Troops in Niger backed by French air power launched a hunt Monday for the killers of eight people, six of them French nationals, as prosecutors in Paris announced a terror investigation into their deaths.
"Search operations with our partners are underway to root out the people behind these vile acts and strengthen security in the area," the Nigerien interior ministry said.
The French military, which has a 5,100-member anti-jihadist force in the Sahel, said it was providing air support for the operation, which is unfolding over a vast wooded area.
Six French citizens were killed on Sunday along with their Nigerien guide and driver about six kilometres (four miles) from the town of Koure, in a wildlife haven about an hour's drive southeast from the capital Niamey, officials said.

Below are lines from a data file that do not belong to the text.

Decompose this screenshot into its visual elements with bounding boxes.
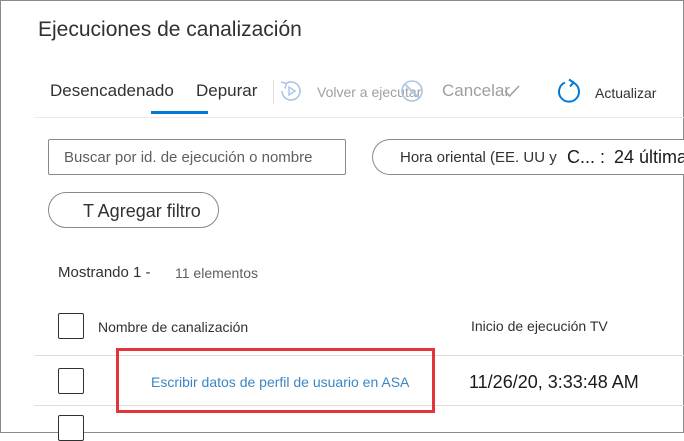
time-filter[interactable]: Hora oriental (EE. UU y C... : 24 última…: [372, 139, 684, 175]
timerange-prefix: C... :: [567, 147, 606, 167]
timezone-label: Hora oriental (EE. UU y: [400, 149, 557, 166]
highlight-box: [116, 348, 435, 413]
item-count: 11 elementos: [175, 265, 259, 281]
cancel-label: Cancelar: [442, 81, 511, 100]
add-filter-button[interactable]: T Agregar filtro: [48, 192, 219, 228]
cancel-icon: [399, 78, 425, 104]
tab-active-indicator: [151, 111, 208, 114]
page-title: Ejecuciones de canalización: [38, 18, 302, 41]
showing-text: Mostrando 1 -: [58, 264, 151, 281]
column-header-name[interactable]: Nombre de canalización: [98, 319, 248, 335]
row-checkbox-2[interactable]: [58, 415, 84, 441]
toolbar-separator: [273, 80, 274, 104]
timerange-value: 24 últimas: [614, 147, 684, 167]
refresh-icon: [556, 78, 582, 104]
row-checkbox[interactable]: [58, 368, 84, 394]
tab-debug[interactable]: Depurar: [196, 81, 257, 101]
checkmark-icon: [504, 84, 520, 98]
select-all-checkbox[interactable]: [58, 313, 84, 339]
refresh-button[interactable]: Actualizar: [556, 78, 666, 106]
search-input[interactable]: [48, 139, 346, 175]
add-filter-label: T Agregar filtro: [83, 201, 201, 221]
cancel-button[interactable]: Cancelar: [399, 78, 524, 106]
tab-triggered[interactable]: Desencadenado: [50, 81, 174, 101]
rerun-icon: [278, 78, 304, 104]
header-divider: [34, 117, 684, 118]
run-start-time: 11/26/20, 3:33:48 AM: [469, 372, 639, 392]
refresh-label: Actualizar: [595, 85, 657, 101]
column-header-start[interactable]: Inicio de ejecución TV: [471, 318, 608, 334]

The country, one of the poorest in the world, is struggling with incursions by Islamists from both Nigeria to the south and Mali to the west.

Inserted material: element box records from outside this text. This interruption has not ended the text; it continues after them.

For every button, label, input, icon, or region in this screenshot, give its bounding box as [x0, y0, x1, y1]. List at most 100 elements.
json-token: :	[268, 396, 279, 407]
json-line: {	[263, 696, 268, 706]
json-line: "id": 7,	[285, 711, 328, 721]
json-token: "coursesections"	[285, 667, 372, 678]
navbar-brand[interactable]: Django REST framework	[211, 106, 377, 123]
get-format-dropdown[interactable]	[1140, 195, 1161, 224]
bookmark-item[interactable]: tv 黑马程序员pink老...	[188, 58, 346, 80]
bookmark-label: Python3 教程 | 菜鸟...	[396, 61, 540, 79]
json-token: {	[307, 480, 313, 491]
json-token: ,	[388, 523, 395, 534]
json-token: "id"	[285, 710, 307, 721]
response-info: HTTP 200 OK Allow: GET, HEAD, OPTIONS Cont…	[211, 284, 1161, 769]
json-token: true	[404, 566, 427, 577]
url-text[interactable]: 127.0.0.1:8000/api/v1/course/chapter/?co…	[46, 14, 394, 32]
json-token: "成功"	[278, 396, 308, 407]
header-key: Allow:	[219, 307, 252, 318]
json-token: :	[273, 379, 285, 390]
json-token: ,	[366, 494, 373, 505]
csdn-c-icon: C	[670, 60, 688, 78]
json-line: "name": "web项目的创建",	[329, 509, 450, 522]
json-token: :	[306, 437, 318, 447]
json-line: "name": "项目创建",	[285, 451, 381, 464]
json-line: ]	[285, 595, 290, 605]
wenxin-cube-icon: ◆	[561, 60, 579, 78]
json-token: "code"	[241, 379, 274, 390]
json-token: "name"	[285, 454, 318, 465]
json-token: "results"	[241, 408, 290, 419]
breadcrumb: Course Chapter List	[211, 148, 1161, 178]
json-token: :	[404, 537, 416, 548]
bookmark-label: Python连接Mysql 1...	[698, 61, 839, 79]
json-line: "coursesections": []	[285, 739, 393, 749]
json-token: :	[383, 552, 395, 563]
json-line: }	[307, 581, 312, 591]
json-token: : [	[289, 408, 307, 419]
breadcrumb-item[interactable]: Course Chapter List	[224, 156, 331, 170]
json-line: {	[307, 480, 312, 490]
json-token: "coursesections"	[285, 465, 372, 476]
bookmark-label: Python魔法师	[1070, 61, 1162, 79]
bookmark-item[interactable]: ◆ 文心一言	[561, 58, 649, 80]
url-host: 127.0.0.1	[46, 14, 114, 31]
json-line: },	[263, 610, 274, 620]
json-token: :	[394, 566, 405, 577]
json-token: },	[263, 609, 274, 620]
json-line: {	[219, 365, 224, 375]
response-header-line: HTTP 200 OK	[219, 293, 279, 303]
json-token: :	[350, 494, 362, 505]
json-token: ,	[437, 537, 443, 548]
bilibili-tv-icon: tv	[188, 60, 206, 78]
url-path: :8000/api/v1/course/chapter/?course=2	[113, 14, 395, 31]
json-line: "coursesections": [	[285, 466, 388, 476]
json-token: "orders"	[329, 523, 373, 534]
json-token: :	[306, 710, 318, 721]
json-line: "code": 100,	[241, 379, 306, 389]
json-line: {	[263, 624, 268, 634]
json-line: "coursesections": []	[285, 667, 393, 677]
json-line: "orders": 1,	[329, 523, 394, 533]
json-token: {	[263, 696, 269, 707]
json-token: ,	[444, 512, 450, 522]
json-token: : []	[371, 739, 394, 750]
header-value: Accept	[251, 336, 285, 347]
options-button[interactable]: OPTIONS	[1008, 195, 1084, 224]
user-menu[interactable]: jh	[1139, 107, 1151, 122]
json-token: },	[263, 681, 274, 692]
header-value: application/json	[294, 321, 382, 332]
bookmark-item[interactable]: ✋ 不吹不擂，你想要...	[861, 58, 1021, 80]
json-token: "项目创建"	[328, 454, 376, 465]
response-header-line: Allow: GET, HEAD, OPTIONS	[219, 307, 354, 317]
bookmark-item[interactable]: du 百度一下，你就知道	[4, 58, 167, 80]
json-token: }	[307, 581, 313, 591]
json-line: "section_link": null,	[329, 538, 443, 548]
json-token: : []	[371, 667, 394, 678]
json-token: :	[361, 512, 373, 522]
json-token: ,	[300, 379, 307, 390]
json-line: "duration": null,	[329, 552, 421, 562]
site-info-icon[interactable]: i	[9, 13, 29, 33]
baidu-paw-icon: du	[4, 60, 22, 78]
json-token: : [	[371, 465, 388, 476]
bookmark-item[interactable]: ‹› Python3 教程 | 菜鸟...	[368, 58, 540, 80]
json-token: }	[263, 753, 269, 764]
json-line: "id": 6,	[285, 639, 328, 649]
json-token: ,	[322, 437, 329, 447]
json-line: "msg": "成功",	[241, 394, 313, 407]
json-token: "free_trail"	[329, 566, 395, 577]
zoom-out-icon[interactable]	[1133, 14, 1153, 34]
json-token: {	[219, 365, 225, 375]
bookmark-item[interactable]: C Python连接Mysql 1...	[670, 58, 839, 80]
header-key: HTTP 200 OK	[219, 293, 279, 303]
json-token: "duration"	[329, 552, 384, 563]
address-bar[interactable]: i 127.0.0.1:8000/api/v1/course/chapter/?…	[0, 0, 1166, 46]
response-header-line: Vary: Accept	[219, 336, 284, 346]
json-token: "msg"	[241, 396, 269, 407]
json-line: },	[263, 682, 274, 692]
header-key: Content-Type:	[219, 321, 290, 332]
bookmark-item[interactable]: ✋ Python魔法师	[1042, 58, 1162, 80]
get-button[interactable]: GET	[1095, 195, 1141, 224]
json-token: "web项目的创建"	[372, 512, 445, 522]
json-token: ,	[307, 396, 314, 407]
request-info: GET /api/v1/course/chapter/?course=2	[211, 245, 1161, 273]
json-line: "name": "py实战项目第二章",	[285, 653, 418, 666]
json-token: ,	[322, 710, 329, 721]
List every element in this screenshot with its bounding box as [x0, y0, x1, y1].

In Paris, French anti-terror prosecutors said in a statement they would investigate charges of "murders with links to a terrorist enterprise" and "criminal terrorist association."
French aid group ACTED said a number of its workers were among those killed and it would hold a press conference later Monday.
It is believed to be the first such attack on Westerners in the area, which has developed as a tourist attraction over the past 20 years thanks to its unique population of West African giraffes.
The attackers came on motorcycles through the bush and waited for the group's arrival, a source said.
Most of the victims were shot although one woman managed to escape but was later caught and her throat was cut, a source said.
The bodies were laid side-by-side next to a torched 4x4, which had bullet holes in its rear window.
'Cowardly and barbaric'
Nigerien forensic experts investigated the site of the killing before the bodies were taken to Niamey.
French President Emmanuel Macron and his Nigerien and Malian counterparts Mahamadou Issoufou and Ibrahim Boubacar Keita lashed the attack as cowardly and barbaric.
The Koure area is a sanctuary for hundreds of West African giraffes, a subspecies distinguished by its lighter colour.
"We all go to Koure on weekend outings because it's very easy to access," a Western humanitarian source based in Niamey told AFP.
"Everyone goes there, even ambassadors, diplomats, teachers... it is not considered a dangerous zone at all."
To the northwest of Niamey, the Tillaberi region has become a hideout for Sahel jihadist groups such as the Islamic State in the Greater Sahara (ISGS), which have killed hundreds of troops and driven thousands from their homes.
The use of motorcycles has been totally banned since January in an attempt to curb the movements of such jihadists.
Two young Frenchmen, Antoine De Leocour and Vincent Delory, were killed after being kidnapped by jihadists from a restaurant in Niamey in 2011.